My kids spend about 10-15 minutes 5-6x per week using apps or web sites to help them practice their French. Electronic sources can be a great supplement for language learning. Children feel like they are playing when using them, so they usually don’t argue about spending the time. Apps and websites that are game focused are also interactive, so the chances of children remembering what they are doing are higher than say watching TV for example (although we do that, too!).
iTooch makes a lot of apps. I reviewed the French grade-level bundles here. We recently had the chance to use two more (thank you, iTooch!).
iTooch Cahiers vacances
These apps are meant to be used over summer vacation between one school year and the next. I asked for the level between CE2 & CM1 (equivalent of grade 3 to grade 4). My daughter (age 10) has been using this app for a while, and she seems to like it.
The app style is quizzing (multiple choice) on a variety of subjects. The full list of what is covered in each level is here. I went one grade level down for my daughter (who is technically in grade 5) for 2 reasons: 1) the apps are geared to French students, so I have found in practice for most things that going one level down makes sense, and 2) there are a lot of France French culture and geography questions that I knew she’d have no idea what the answers were. At least going a level down would give her half a chance of getting a few of the questions right. Turns out my assessment was correct.
What I liked about the app
The huge quantity and variety of questions. Because students are being asked about a bunch of different things, they get the chance to see and apply different vocabulary. I also really liked that it keeps track of exactly what sections have been worked on and what the scores for each section were. When I opened the app to see what had been done, I could see the perfect scores in the French language section (yay) and the not so perfect scores on the France history questions (as expected).
The one drawback I see
Because it’s straight quizzing, most kids are likely to lose the “game” feel pretty quickly. This isn’t the end of the world because not everything in life is a game, but if you’re looking for a high fun factor, you won’t find it here. The cute little characters that appear when the student gets the question right help with this, but it’s still not really a game.
The intention for using this app for the last little while was to give my daughter a different way to practice her French. That goal was met. She has worked through all of the sections.

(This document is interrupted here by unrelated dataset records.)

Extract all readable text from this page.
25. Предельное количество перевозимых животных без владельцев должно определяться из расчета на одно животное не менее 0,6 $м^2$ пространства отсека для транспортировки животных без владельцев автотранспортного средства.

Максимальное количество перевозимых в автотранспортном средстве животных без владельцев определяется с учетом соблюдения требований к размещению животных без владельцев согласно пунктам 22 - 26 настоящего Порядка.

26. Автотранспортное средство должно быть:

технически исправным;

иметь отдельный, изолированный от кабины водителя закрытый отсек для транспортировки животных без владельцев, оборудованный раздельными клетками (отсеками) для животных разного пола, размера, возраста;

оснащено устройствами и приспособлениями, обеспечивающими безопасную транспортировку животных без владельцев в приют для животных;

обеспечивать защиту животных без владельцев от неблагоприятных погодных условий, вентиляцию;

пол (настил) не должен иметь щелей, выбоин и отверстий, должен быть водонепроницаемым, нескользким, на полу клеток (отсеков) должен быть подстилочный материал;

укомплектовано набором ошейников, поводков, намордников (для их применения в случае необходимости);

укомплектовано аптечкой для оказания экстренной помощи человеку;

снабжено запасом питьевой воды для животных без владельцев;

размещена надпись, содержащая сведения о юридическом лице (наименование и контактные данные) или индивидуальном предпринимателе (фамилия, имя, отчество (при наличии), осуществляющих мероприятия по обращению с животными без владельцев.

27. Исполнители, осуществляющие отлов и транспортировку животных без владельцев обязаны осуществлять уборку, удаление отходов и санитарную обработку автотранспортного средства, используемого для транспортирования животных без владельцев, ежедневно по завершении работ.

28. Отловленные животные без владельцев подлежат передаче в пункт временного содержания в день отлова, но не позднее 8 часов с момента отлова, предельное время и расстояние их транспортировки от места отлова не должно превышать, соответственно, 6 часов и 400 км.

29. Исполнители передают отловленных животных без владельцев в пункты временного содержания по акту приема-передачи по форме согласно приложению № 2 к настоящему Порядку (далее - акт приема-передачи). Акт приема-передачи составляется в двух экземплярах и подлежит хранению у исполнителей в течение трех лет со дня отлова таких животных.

Bottom line: If you’re looking for variety in French vocabulary practice while learning other things, this app could be a nice supplement. If you’d rather have something with straight up language practice, you’re probably better off with the other options previously reviewed.
iTooch français étrangère
This quizzing app goes through the fundamentals of the alphabet, sounds, pronunciations, grammar, verb conjugations and more. For the full description, click here. There is a free version with a few questions so you can try it before you buy the full version.
The app is geared to non-francophone students, but definitely not beginners. A student would need at least a base level of French before being able to use most of the sections of the app. The first few sections of “sons et mots” (sounds and words) are reasonably easy, but after that it gets difficult really quickly. For example, for one section, students need to be able to identify the adverb in the sentence. That’s hard to do for a beginner.

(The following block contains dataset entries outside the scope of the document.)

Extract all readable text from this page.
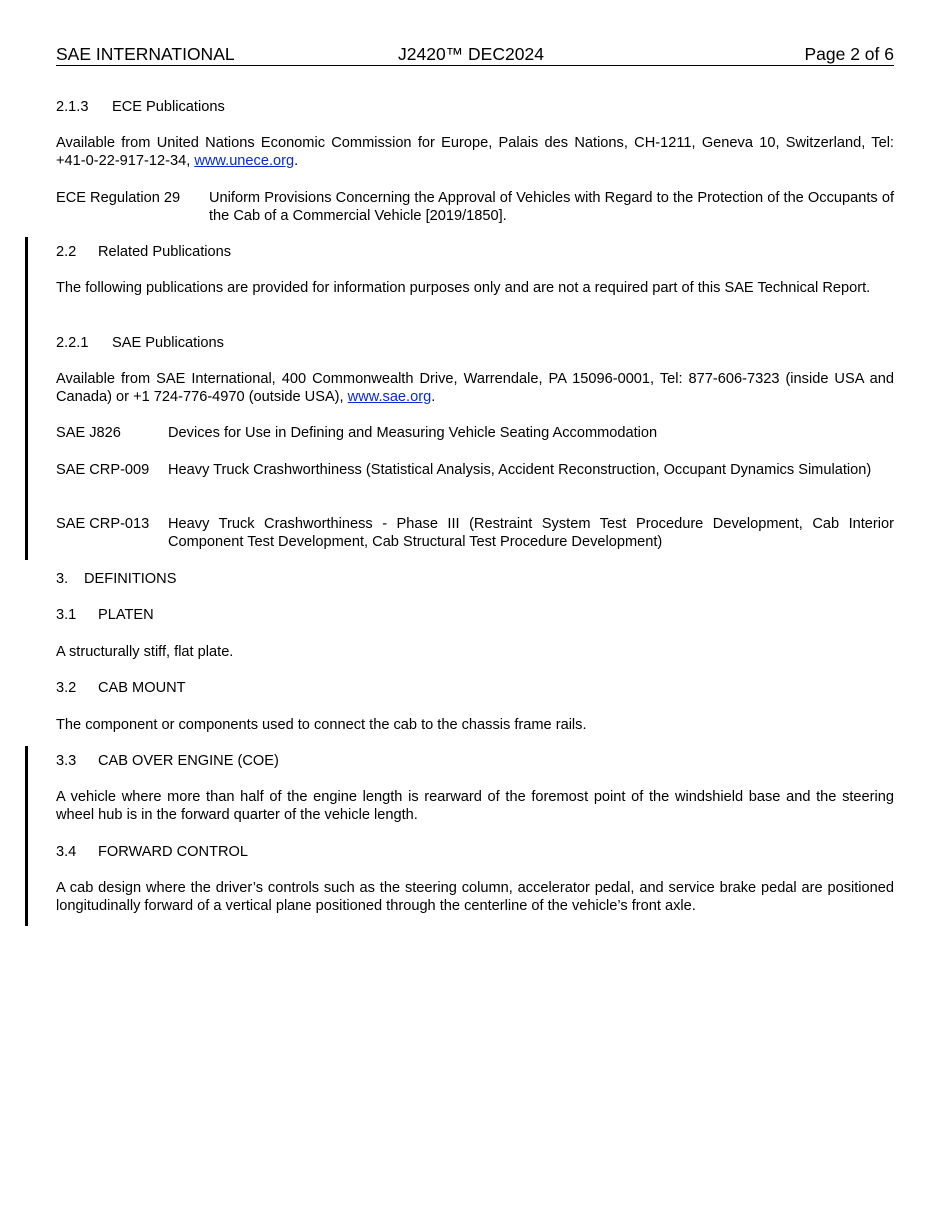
SAE INTERNATIONAL	J2420™ DEC2024	Page 2 of 6
2.1.3 ECE Publications
Available from United Nations Economic Commission for Europe, Palais des Nations, CH-1211, Geneva 10, Switzerland, Tel: +41-0-22-917-12-34, www.unece.org.
ECE Regulation 29 Uniform Provisions Concerning the Approval of Vehicles with Regard to the Protection of the Occupants of the Cab of a Commercial Vehicle [2019/1850].
2.2 Related Publications
The following publications are provided for information purposes only and are not a required part of this SAE Technical Report.
2.2.1 SAE Publications
Available from SAE International, 400 Commonwealth Drive, Warrendale, PA 15096-0001, Tel: 877-606-7323 (inside USA and Canada) or +1 724-776-4970 (outside USA), www.sae.org.
SAE J826	Devices for Use in Defining and Measuring Vehicle Seating Accommodation
SAE CRP-009 Heavy Truck Crashworthiness (Statistical Analysis, Accident Reconstruction, Occupant Dynamics Simulation)
SAE CRP-013 Heavy Truck Crashworthiness - Phase III (Restraint System Test Procedure Development, Cab Interior Component Test Development, Cab Structural Test Procedure Development)
3. DEFINITIONS
3.1 PLATEN
A structurally stiff, flat plate.
3.2 CAB MOUNT
The component or components used to connect the cab to the chassis frame rails.
3.3 CAB OVER ENGINE (COE)
A vehicle where more than half of the engine length is rearward of the foremost point of the windshield base and the steering wheel hub is in the forward quarter of the vehicle length.
3.4 FORWARD CONTROL
A cab design where the driver’s controls such as the steering column, accelerator pedal, and service brake pedal are positioned longitudinally forward of a vertical plane positioned through the centerline of the vehicle’s front axle.
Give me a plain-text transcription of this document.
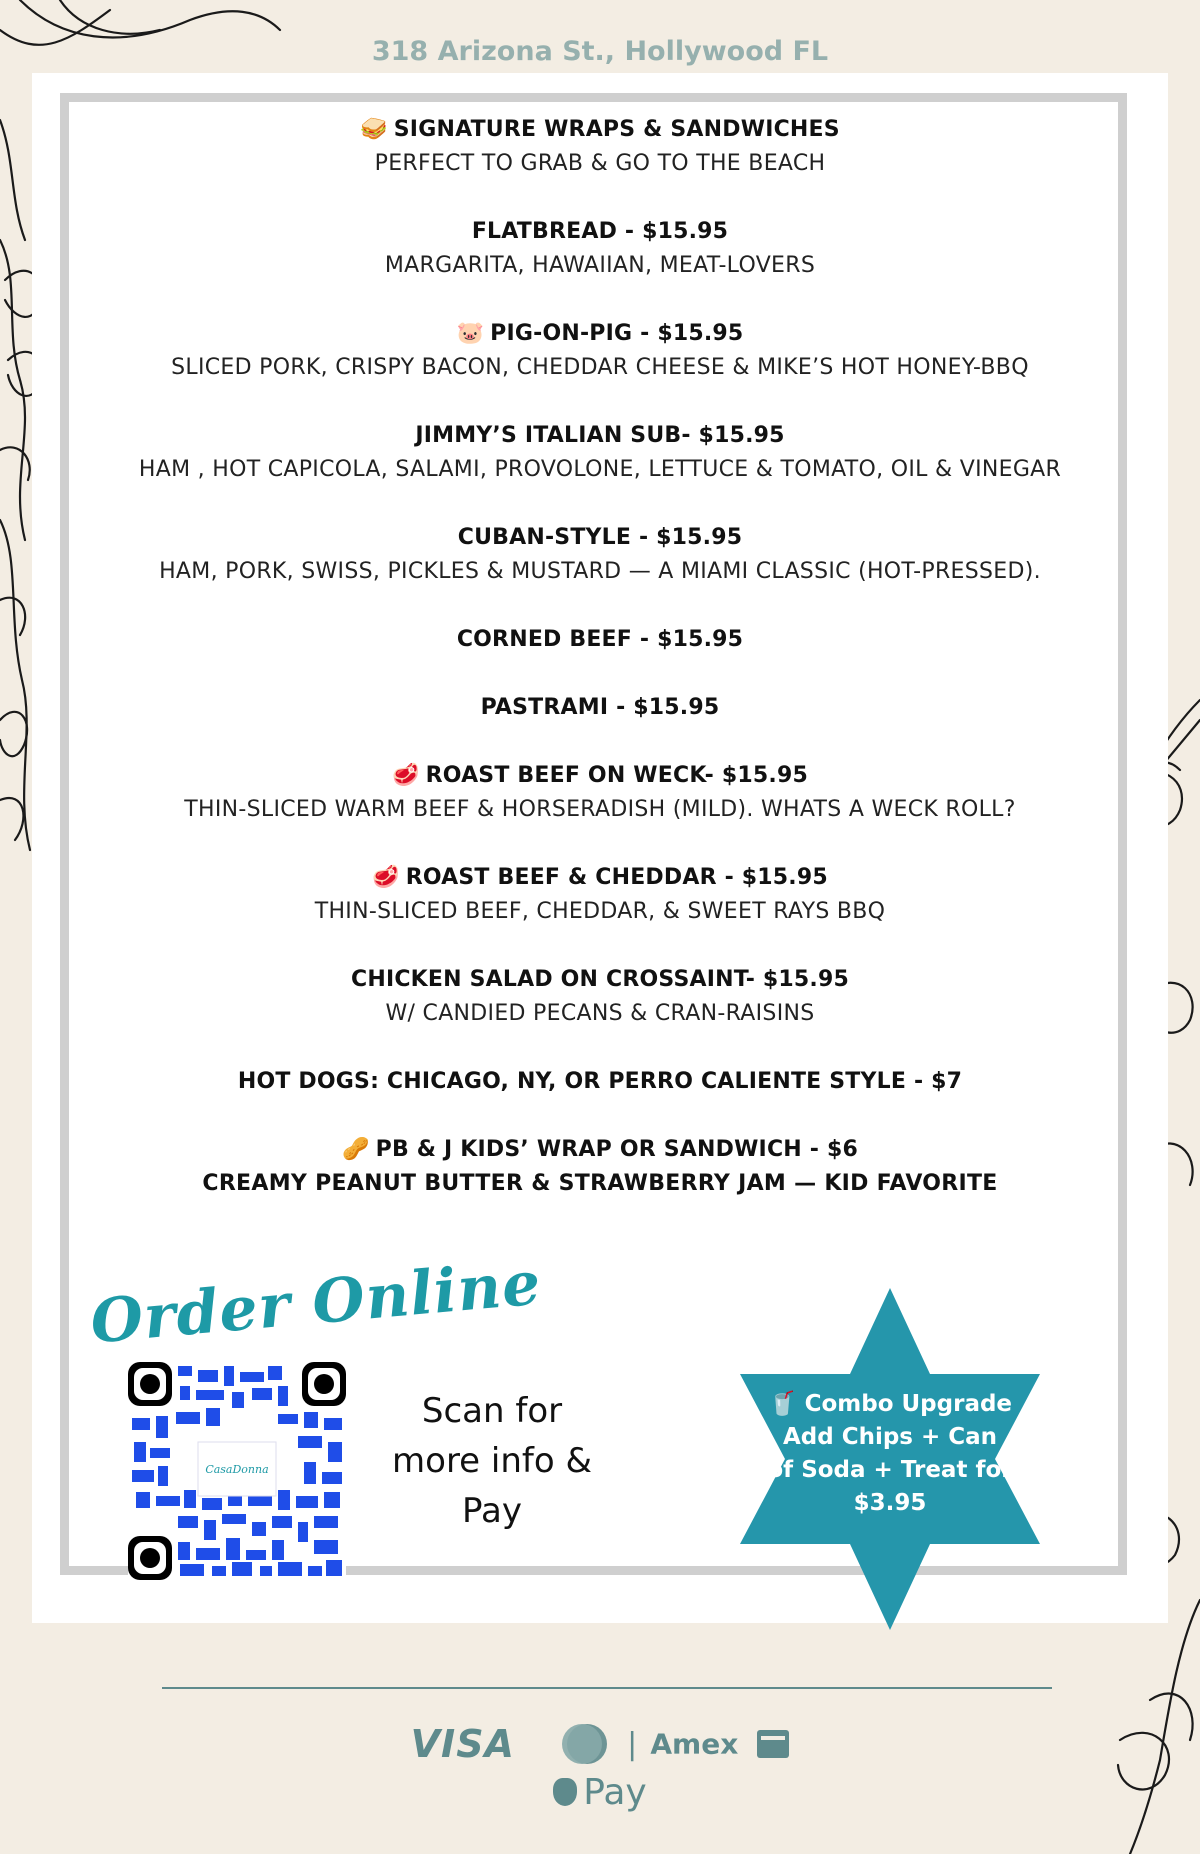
318 Arizona St., Hollywood FL
🥪 SIGNATURE WRAPS & SANDWICHES
PERFECT TO GRAB & GO TO THE BEACH
FLATBREAD - $15.95
MARGARITA, HAWAIIAN, MEAT-LOVERS
🐷 PIG-ON-PIG - $15.95
SLICED PORK, CRISPY BACON, CHEDDAR CHEESE & MIKE’S HOT HONEY-BBQ
JIMMY’S ITALIAN SUB- $15.95
HAM , HOT CAPICOLA, SALAMI, PROVOLONE, LETTUCE & TOMATO, OIL & VINEGAR
CUBAN-STYLE - $15.95
HAM, PORK, SWISS, PICKLES & MUSTARD — A MIAMI CLASSIC (HOT-PRESSED).
CORNED BEEF - $15.95
PASTRAMI - $15.95
🥩 ROAST BEEF ON WECK- $15.95
THIN-SLICED WARM BEEF & HORSERADISH (MILD). WHATS A WECK ROLL?
🥩 ROAST BEEF & CHEDDAR - $15.95
THIN-SLICED BEEF, CHEDDAR, & SWEET RAYS BBQ
CHICKEN SALAD ON CROSSAINT- $15.95
W/ CANDIED PECANS & CRAN-RAISINS
HOT DOGS: CHICAGO, NY, OR PERRO CALIENTE STYLE - $7
🥜 PB & J KIDS’ WRAP OR SANDWICH - $6
CREAMY PEANUT BUTTER & STRAWBERRY JAM — KID FAVORITE
Order Online
CasaDonna
Scan for more info & Pay
🥤 Combo Upgrade
Add Chips + Can
of Soda + Treat for
$3.95
VISA	| Amex
Pay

I should have read the description of this app more closely before I asked to review it. I was wondering why my son was resisting using it so much! It’s geared for ages 11-12+ and my son is 8. Oops. No wonder he didn’t like it – it was *way* too hard for him.
What I liked about the app
This app is one of the few advanced options that I have found that is still geared for non-Francophone students. I’m going to tuck this one away for a few years when both my kids are older. It will be a great way to fine-tune grammar and vocabulary.
Bottom-line: Good for students aged 11-12+ who are reasonably advanced in their knowledge. If that doesn’t fit your student’s profile, skip this one.